Many Victorian novels pivot on jewelry at some point. Grandcourt had ordered Lydia to return the diamonds he had given her. On the evening of the wedding, Gwendolen receives the package from Lydia, with a devastating letter attached. 

“These diamonds, which were once given with ardent love to Lydia Glasher, she passes on to you. You have broken your word to her, that you might possess what was hers. Perhaps you think of being happy, as she once was, and of having beautiful children such as hers, who will thrust hers aside. God is too just for that. The man you have married has a withered heart. His best young love was mine: you could not take that from me when you took the rest. It is dead: but I am the grave in which your chance of happiness is buried as well as mine. You had your warning. You have chosen to injure me and my children. He had meant to marry me. He would have married me at last, if you had not broken your word. You will have your punishment. I desire it with all my soul.

“Will you give him this letter to set him against me and ruin us more—me and my children? Shall you like to stand before your husband with these diamonds on you, and these words of mine in his thoughts and yours? Will he think you have any right to complain when he has made you miserable? You took him with your eyes open.
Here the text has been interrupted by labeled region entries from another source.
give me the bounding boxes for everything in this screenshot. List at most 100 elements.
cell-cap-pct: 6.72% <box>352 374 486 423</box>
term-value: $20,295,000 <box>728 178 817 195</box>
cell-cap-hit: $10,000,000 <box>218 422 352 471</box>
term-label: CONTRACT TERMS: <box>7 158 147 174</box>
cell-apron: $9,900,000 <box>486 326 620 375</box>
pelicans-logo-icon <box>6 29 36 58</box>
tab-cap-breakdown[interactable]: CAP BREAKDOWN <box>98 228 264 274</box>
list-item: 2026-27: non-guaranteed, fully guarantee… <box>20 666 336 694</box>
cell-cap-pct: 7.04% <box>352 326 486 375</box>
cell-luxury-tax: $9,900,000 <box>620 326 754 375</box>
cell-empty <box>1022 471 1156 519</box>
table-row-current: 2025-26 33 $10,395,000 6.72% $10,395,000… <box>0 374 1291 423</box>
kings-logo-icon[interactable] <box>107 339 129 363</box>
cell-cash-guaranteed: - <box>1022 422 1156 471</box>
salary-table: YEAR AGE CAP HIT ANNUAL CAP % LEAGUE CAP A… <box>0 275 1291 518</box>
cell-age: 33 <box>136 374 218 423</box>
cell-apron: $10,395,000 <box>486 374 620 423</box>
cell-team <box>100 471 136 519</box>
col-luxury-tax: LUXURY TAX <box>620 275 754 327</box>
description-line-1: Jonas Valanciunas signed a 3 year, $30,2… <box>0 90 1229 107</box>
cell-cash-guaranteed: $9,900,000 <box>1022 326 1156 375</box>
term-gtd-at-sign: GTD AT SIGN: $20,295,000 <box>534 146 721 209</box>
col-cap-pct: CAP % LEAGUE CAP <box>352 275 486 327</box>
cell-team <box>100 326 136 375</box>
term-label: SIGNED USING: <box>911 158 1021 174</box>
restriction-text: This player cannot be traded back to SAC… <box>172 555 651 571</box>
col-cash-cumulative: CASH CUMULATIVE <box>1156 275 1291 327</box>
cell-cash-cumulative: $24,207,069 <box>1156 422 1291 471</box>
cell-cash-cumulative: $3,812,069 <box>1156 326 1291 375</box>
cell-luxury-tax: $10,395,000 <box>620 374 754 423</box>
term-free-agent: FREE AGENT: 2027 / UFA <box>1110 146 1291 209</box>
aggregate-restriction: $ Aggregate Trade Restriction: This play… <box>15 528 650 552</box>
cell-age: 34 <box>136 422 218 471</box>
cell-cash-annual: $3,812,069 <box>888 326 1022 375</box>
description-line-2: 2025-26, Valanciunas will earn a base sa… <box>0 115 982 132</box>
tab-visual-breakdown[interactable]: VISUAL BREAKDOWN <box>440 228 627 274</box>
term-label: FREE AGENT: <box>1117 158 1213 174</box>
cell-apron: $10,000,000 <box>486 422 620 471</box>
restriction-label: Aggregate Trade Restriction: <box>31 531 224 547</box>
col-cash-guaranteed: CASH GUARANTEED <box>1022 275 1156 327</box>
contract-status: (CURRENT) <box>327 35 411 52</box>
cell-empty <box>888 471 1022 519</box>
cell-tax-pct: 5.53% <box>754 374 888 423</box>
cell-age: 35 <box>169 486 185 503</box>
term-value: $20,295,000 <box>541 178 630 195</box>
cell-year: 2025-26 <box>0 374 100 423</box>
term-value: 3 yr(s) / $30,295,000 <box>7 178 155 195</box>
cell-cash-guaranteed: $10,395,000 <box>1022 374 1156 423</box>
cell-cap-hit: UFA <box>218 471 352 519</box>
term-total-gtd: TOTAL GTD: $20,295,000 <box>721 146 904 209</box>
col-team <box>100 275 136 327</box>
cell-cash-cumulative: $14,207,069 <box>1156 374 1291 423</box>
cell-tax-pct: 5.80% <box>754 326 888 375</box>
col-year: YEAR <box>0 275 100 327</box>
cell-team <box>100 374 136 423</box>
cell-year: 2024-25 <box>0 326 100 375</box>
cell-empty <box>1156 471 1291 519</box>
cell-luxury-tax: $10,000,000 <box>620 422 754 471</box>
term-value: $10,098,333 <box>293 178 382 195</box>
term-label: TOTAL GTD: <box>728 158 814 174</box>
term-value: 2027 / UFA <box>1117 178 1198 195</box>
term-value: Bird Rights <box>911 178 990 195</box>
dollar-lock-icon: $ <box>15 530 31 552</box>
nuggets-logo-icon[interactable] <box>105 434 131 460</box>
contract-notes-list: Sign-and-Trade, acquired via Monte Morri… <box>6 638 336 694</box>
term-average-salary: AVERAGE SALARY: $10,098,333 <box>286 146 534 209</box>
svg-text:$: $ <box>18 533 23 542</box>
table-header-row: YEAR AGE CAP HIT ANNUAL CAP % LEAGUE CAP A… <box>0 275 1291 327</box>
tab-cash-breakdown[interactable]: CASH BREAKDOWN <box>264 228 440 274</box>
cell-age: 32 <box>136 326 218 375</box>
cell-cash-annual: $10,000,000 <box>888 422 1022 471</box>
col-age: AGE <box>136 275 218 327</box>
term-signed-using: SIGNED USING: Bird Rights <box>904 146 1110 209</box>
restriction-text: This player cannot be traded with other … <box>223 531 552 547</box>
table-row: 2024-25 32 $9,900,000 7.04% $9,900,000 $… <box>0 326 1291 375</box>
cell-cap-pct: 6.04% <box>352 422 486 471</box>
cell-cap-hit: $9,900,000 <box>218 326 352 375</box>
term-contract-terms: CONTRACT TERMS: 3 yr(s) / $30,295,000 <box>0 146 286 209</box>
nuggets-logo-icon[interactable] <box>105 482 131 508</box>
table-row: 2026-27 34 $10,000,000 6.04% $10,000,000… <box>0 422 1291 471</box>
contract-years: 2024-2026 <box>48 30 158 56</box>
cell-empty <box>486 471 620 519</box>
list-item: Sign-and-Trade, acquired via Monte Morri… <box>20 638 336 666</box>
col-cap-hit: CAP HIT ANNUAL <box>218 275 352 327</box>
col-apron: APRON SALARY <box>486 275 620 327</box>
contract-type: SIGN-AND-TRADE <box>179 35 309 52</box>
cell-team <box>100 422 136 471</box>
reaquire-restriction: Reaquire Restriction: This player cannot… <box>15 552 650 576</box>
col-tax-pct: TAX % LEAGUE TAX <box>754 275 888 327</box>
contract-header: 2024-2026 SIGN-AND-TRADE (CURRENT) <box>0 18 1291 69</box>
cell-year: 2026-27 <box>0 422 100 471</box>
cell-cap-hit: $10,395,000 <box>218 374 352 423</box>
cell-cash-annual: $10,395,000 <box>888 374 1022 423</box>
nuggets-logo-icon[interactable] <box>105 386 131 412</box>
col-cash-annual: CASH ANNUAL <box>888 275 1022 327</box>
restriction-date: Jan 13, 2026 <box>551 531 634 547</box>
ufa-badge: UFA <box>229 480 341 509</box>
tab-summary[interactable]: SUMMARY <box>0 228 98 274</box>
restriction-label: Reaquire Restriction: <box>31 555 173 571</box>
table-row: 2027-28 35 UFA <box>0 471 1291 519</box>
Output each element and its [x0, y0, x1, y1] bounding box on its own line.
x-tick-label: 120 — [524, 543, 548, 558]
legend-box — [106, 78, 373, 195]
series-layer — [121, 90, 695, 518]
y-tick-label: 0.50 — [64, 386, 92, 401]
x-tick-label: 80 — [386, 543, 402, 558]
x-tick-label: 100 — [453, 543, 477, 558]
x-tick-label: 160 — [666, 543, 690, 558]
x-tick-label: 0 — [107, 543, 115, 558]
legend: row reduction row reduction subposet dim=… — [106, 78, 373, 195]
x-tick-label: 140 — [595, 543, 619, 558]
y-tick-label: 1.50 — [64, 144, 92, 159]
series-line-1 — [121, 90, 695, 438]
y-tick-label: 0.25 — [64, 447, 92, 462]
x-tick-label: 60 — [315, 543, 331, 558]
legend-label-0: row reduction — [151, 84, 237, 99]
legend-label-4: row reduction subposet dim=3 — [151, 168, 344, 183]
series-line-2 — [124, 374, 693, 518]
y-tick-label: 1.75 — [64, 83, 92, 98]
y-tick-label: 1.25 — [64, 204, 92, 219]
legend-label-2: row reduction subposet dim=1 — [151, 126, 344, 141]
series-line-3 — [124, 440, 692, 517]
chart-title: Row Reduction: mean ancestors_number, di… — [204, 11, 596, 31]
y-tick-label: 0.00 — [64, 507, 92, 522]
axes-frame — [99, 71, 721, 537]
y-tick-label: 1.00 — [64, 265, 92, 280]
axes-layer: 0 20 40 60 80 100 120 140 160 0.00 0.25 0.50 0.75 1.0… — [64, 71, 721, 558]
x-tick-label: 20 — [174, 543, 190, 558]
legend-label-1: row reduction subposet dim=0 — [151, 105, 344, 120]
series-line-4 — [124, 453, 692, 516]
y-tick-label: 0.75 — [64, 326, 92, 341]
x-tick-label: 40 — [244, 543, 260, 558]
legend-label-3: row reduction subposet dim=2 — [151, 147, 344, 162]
The willing wrong you have done me will be your curse.

Gwendolen becomes hysterical but Grandcourt forces her to wear the diamonds. “Truly here were poisoned gems, and the poison had entered into the poor young creature.”

Myth is important in Daniel Deronda. Lydia is Medea to Gwendolen’s Creusa.  This observation is made by a guest of Daniel’s guardian, Sir Hugo, to Daniel. 

“It’s rather a piquant picture,” said Mr. Vandernoodt—“Grandcourt between two fiery women. For depend upon it this light-haired one has plenty of devil in her. I formed that opinion of her at Leubronn. It’s a sort of Medea and Creüsa business. Fancy the two meeting! Grandcourt is a new kind of Jason: I wonder what sort of a part he’ll make of it. It’s a dog’s part at best. I think I hear Ristori now, saying, ‘Jasone! Jasone!’ These fine women generally get hold of a stick.”

Eliot has empathy both for both women, but Gwendolen pays the highest price. The strong-willed Gwendolen, reduced to the role of Jason’s second bride, poisoned by Medea, is a powerful image.   If Gwendolen is Creusa, then Daniel Deronda is a kind of Orpheus, reluctantly guiding Gwendolen back from Hades, though failing to save her altogether.  But as Orpheus he can save Mirah, the Jewish singer he saves from suicide.  The myth-making centers around marriage and music, and both Daniel and Mirah are singers. If anyone can be happy in this novel, it is the characters who can sing and make music.